Department of Epidemiology and Biostatistics, School of Public Health, University of Nevada, Las Vegas, NV, USA.
Sci Rep. 2021 Feb 24;11(1):4482. doi: 10.1038/s41598-021-83828-3.
The study aimed to utilize machine learning (ML) approaches and genomic data to develop a prediction model for bone mineral density (BMD) and identify the best modeling approach for BMD prediction. The genomic and phenotypic data of Osteoporotic Fractures in Men Study (n = 5130) was analyzed. Genetic risk score (GRS) was calculated from 1103 associated SNPs for each participant after a comprehensive genotype imputation. Data were normalized and divided into a training set (80%) and a validation set (20%) for analysis. Random forest, gradient boosting, neural network, and linear regression were used to develop BMD prediction models separately. Ten-fold cross-validation was used for hyper-parameters optimization. Mean square error and mean absolute error were used to assess model performance. When using GRS and phenotypic covariates as the predictors, all ML models' performance and linear regression in BMD prediction were similar. However, when replacing GRS with the 1103 individual SNPs in the model, ML models performed significantly better than linear regression (with lasso regularization), and the gradient boosting model performed the best. Our study suggested that ML models, especially gradient boosting, can improve BMD prediction in genomic data.

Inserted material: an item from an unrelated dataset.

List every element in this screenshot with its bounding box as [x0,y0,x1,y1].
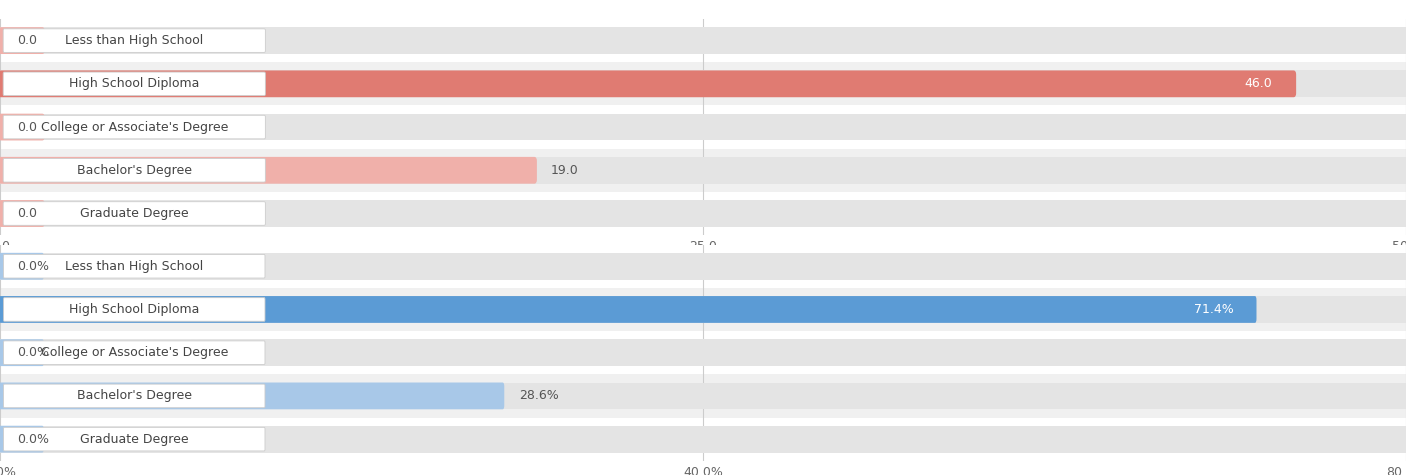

本研究旨在利用机器学习 (ML) 方法和基因组数据开发骨密度 (BMD) 预测模型,并确定 BMD 预测的最佳建模方法。对男性骨质疏松性骨折研究(n=5130)的基因组和表型数据进行了分析。对每个参与者,根据 1103 个相关 SNP 计算遗传风险评分(GRS)。对数据进行标准化处理,并将其分为训练集(80%)和验证集(20%)进行分析。分别使用随机森林、梯度提升、神经网络和线性回归来开发 BMD 预测模型。使用十折交叉验证进行超参数优化。使用均方误差和平均绝对误差评估模型性能。当使用 GRS 和表型协变量作为预测因子时,所有 ML 模型在 BMD 预测中的性能和线性回归相似。然而,当在模型中用 1103 个个体 SNP 替换 GRS 时,ML 模型的性能明显优于线性回归(具有lasso 正则化),其中梯度提升模型的表现最佳。本研究表明,ML 模型,特别是梯度提升,可改善基因组数据中的 BMD 预测。